Characterizations and constructions of n-to-1 mappings over finite fields

TL;DR

This paper characterizes and constructs various n-to-1 mappings over finite fields, providing new criteria, explicit examples, and applications in cryptography and finite geometry.

Contribution

It introduces a Walsh transform-based characterization, an AGW-like criterion, and explicit constructions of n-to-1 mappings over finite fields.

Findings

Characterization of n-to-1 mappings via Walsh transform.

Complete determination of 3-to-1 polynomials up to degree 4.
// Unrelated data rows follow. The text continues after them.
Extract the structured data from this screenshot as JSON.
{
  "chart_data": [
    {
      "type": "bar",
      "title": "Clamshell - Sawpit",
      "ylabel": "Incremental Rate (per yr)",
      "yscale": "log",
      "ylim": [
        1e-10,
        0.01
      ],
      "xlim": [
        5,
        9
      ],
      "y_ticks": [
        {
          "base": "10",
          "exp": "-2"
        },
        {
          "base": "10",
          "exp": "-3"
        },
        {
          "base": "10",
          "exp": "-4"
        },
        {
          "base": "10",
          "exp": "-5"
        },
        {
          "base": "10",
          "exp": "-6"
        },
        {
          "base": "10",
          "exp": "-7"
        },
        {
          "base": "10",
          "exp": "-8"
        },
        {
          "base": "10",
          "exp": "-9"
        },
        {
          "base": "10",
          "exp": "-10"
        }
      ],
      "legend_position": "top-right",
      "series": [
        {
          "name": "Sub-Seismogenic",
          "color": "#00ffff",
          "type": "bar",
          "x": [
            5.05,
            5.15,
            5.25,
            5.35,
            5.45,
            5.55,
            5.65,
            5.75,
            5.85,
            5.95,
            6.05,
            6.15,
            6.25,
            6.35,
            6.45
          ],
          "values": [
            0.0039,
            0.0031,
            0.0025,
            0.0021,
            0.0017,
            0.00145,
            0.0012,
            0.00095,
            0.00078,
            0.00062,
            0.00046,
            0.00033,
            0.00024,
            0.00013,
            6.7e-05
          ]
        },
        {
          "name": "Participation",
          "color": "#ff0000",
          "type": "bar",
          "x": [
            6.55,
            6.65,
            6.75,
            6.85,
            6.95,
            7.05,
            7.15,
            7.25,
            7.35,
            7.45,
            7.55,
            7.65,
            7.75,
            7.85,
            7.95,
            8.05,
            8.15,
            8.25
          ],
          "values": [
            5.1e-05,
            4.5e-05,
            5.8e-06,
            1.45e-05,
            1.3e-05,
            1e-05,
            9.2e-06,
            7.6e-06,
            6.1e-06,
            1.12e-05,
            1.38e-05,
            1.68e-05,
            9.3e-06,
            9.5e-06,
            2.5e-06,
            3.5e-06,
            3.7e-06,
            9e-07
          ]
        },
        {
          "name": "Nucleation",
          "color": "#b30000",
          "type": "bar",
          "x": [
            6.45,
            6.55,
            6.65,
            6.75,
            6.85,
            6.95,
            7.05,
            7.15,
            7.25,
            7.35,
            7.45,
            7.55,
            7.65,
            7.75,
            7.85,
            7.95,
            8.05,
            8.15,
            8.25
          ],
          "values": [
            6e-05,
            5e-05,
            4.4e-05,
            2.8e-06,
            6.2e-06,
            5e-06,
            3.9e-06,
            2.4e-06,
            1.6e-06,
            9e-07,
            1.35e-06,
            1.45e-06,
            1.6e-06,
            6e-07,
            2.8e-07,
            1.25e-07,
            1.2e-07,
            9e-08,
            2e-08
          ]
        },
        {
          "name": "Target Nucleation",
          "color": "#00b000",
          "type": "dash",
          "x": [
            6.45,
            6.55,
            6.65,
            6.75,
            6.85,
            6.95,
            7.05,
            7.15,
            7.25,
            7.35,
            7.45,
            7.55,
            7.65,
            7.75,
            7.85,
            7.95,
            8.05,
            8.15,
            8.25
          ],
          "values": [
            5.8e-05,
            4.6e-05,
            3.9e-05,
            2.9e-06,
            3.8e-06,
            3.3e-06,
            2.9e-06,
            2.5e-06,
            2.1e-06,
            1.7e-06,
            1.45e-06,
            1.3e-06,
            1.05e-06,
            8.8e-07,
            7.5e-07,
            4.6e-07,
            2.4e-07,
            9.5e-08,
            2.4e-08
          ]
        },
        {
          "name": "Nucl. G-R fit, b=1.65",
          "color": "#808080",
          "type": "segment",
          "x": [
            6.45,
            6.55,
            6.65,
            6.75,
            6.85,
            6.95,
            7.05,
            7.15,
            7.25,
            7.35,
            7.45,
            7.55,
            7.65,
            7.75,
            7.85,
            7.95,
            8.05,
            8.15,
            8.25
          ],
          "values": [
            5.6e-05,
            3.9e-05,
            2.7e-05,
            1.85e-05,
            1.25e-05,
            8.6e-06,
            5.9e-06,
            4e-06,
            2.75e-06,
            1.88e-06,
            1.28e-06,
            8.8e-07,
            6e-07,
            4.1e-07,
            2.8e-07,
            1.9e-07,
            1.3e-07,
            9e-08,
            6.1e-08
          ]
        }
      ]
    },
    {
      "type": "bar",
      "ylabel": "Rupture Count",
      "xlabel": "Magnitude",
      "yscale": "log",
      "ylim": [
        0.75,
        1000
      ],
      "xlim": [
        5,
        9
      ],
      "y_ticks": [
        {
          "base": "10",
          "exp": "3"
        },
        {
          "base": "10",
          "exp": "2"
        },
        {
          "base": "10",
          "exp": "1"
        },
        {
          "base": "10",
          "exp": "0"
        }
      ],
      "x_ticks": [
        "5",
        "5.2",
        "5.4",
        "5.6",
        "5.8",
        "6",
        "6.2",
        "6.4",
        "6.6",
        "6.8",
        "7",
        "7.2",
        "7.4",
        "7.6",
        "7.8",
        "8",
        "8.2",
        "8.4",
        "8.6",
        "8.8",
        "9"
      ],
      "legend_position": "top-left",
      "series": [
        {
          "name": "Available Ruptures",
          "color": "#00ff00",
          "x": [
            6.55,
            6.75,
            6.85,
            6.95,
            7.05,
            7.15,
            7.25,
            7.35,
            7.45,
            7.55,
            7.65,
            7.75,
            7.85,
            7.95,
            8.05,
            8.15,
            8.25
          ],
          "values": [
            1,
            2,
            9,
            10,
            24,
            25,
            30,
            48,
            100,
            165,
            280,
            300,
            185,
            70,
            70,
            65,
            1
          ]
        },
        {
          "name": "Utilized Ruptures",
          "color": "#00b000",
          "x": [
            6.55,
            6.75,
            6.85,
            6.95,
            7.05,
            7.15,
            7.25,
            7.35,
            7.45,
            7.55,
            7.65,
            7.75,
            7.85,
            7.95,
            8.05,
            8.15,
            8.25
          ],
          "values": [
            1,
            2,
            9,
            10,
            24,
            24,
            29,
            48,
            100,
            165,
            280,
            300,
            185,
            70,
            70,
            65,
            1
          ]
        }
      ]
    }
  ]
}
New explicit constructions of n-to-1 mappings using cyclotomic and polynomial forms.

Abstract

$n$-to-$1$ mappings have wide applications in many areas, especially in cryptography, finite geometry, coding theory and combinatorial design. In this paper, many classes of $n$-to-$1$ mappings over finite fields are studied. First, we provide a characterization of general $n$-to-$1$ mappings over $\mathbb{F}_{p^m}$ by means of the Walsh transform. Then, we completely determine $3$-to-$1$ polynomials with degree no more than $4$ over $\mathbb{F}_{p^{m}}$. Furthermore, we obtain an AGW-like criterion for characterizing an equivalent relationship between the $n$-to-$1$ property of a mapping over finite set $A$ and that of another mapping over a subset of $A$. Finally, we apply the AGW-like criterion into several forms of polynomials and obtain some explicit $n$-to-$1$ mappings. Especially, three explicit constructions of the form $x^rh\left( x^s \right) $ from the cyclotomic perspective, and several classes of $n$-to-$1$ mappings of the form $ g\left( x^{q^k} -x +\delta \right) +cx$ are provided.